The web can be used as a special remote too.

# git annex addurl http://example.com/video.mpeg
addurl example.com_video.mpeg (downloading http://example.com/video.mpeg)
########################################################## 100.0%
ok

Now the file is downloaded, and has been added to the annex like any other file. So it can be renamed, copied to other repositories, and so on.

To add a lot of urls at once, just list them all as parameters to git annex addurl.

trust issues

Note that git-annex assumes that, if the web site does not 404, and has the right file size, the file is still present on the web, and this counts as one copy of the file. If the file still seems to be present on the web, it will let you remove your last copy, trusting it can be downloaded again:

# git annex drop example.com_video.mpeg
drop example.com_video.mpeg (checking http://example.com/video.mpeg) ok

If you don't trust the web to this degree, just let git-annex know:

# git annex untrust web
untrust web ok

With the result that it will hang onto files:

# git annex drop example.com_video.mpeg
drop example.com_video.mpeg (unsafe) 
  Could only verify the existence of 0 out of 1 necessary copies
  Also these untrusted repositories may contain the file:
    00000000-0000-0000-0000-000000000001  -- web
  (Use --force to override this check, or adjust numcopies.)
failed

attaching urls to existing files

You can also attach urls to any file already in the annex:

# git annex addurl --file my_cool_big_file http://example.com/cool_big_file
addurl my_cool_big_file ok
# git annex whereis my_cool_big_file
whereis my_cool_big_file (2 copies) 
00000000-0000-0000-0000-000000000001 -- web
27a9510c-760a-11e1-b9a0-c731d2b77df9 -- here

configuring filenames

By default, addurl will generate a filename for you. You can use --file= to specify the filename to use.
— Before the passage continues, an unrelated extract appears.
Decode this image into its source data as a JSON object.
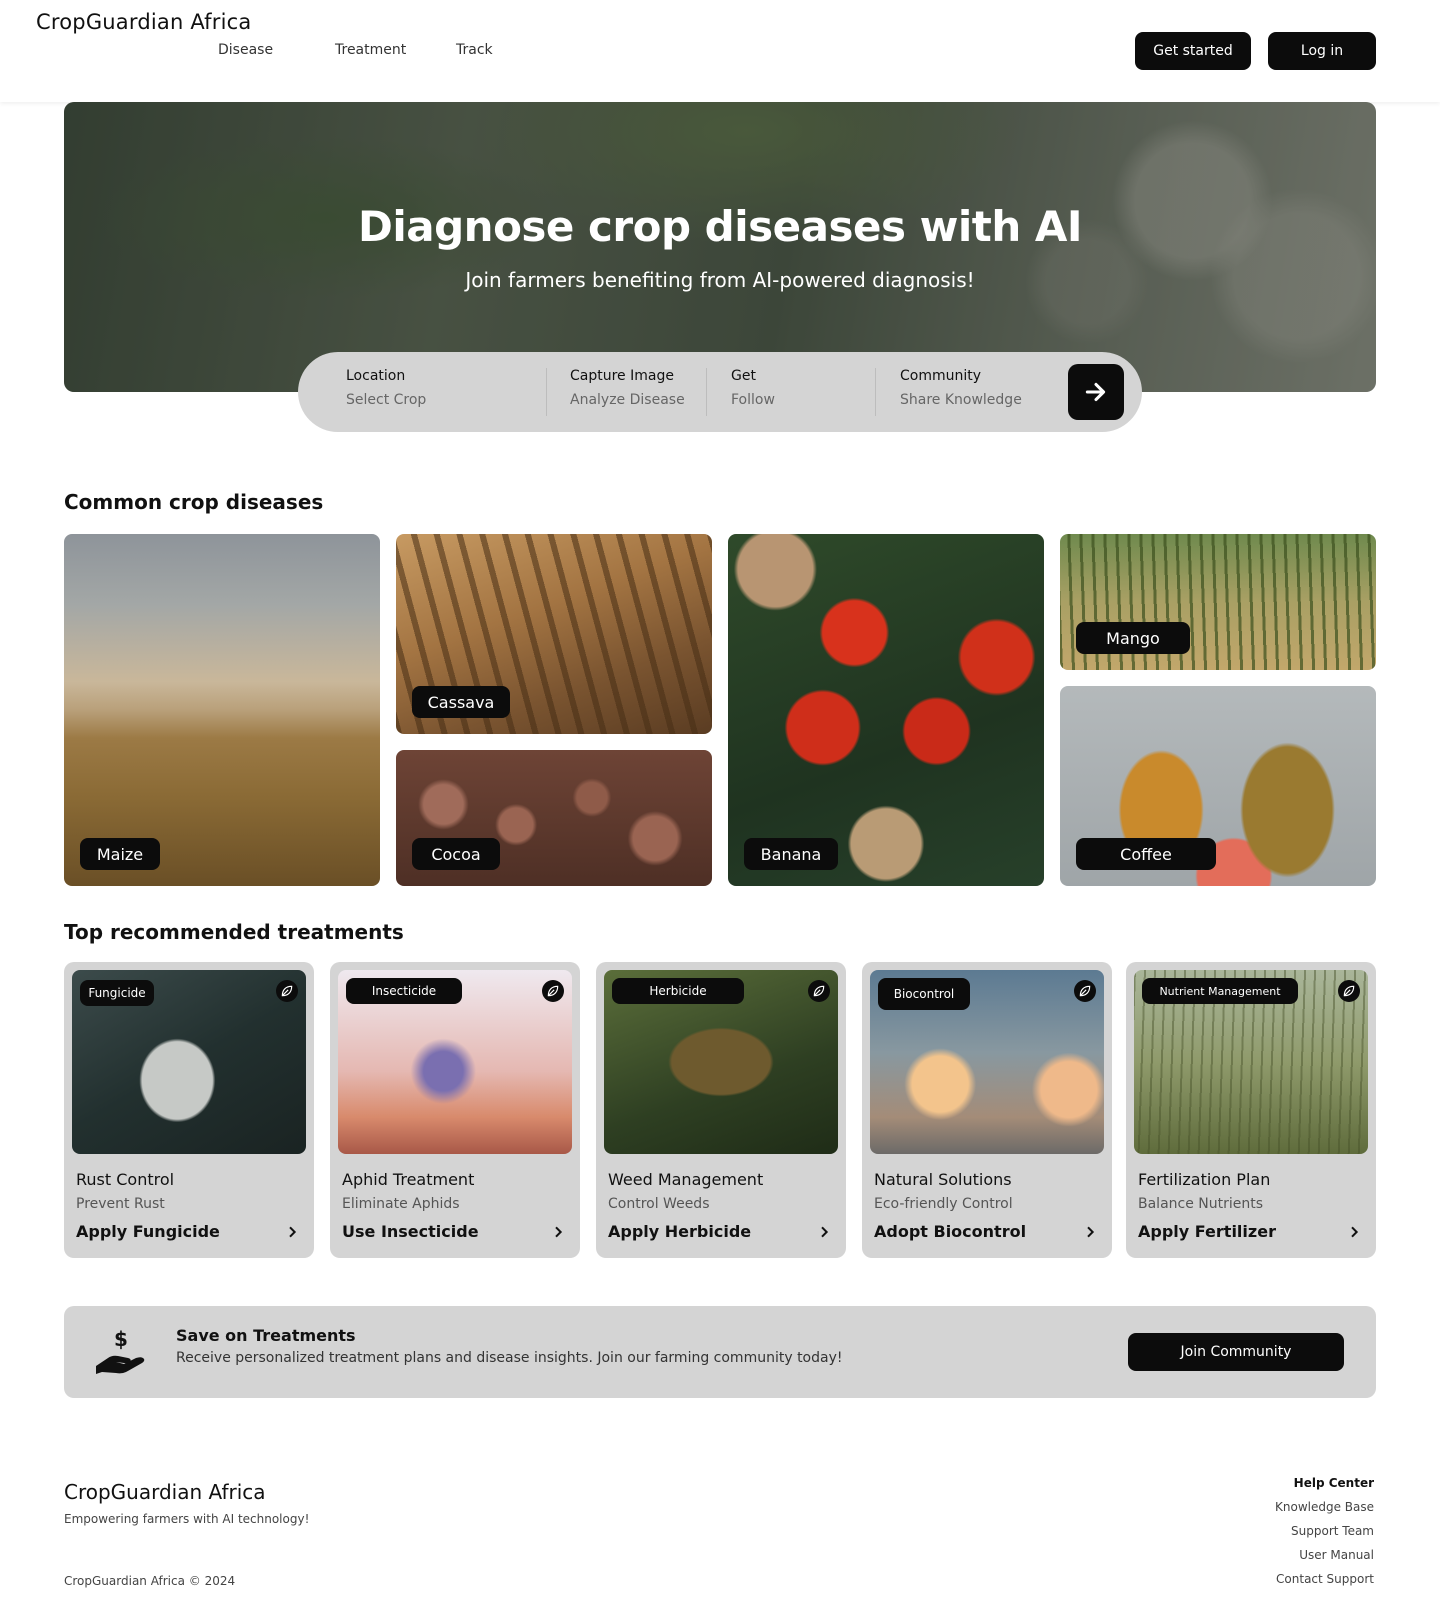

If you're adding a bunch of related files to a directory, or just don't like the default filenames generated by addurl, you can use --pathdepth to specify how many parts of the url are put in the filename. A positive number drops that many paths from the beginning, while a negative number takes that many paths from the end.

# git annex addurl http://example.com/videos/2012/01/video.mpeg
addurl example.com_videos_2012_01_video.mpeg (downloading http://example.com/videos/2012/01/video.mpeg)
# git annex addurl http://example.com/videos/2012/01/video.mpeg --pathdepth=2
addurl 2012_01_video.mpeg (downloading http://example.com/videos/2012/01/video.mpeg)
# git annex addurl http://example.com/videos/2012/01/video.mpeg --pathdepth=-2
addurl 01_video.mpeg (downloading http://example.com/videos/2012/01/video.mpeg)

videos

There's support for downloading videos from sites like YouTube, Vimeo, and many more. This relies on quvi to find urls to the actual videos files.

When you have quvi installed, you can just git annex addurl http://youtube.com/foo and it will detect that it is a video and download the video content for offline viewing.

Later, in another clone of the repository, you can run git annex get on the file and it will also be downloaded with the help of quvi. This works even if the video host has transcoded or otherwise changed the video in the meantime; the assumption is that these video files are equivilant.

There is an annex.quvi-options configuration setting that can be used to pass parameters to quvi. For example, you could set git config annex.quvi-options "--format low" to configure it to download low quality videos from YouTube.

Note that for performance reasons, the url is not checked for redirects, so some shortened urls will not be detected. You can either load the short url in a browser to get the full url, or you can force use of quvi with redirect detection, by prepending "quvi:" to the url.

To download a youtube playlist, you need to find the feed associated with that playlist, and pass it to git annex importfeed. There does not seem to be an easy link anywhere to get the feed, but you can construct its url manually. For a playlist like "https://www.youtube.com/playlist?list=PL4F80C7D2DC8D9B6C", the feed is "http://gdata.youtube.com/feeds/api/playlists/PL4F80C7D2DC8D9B6C"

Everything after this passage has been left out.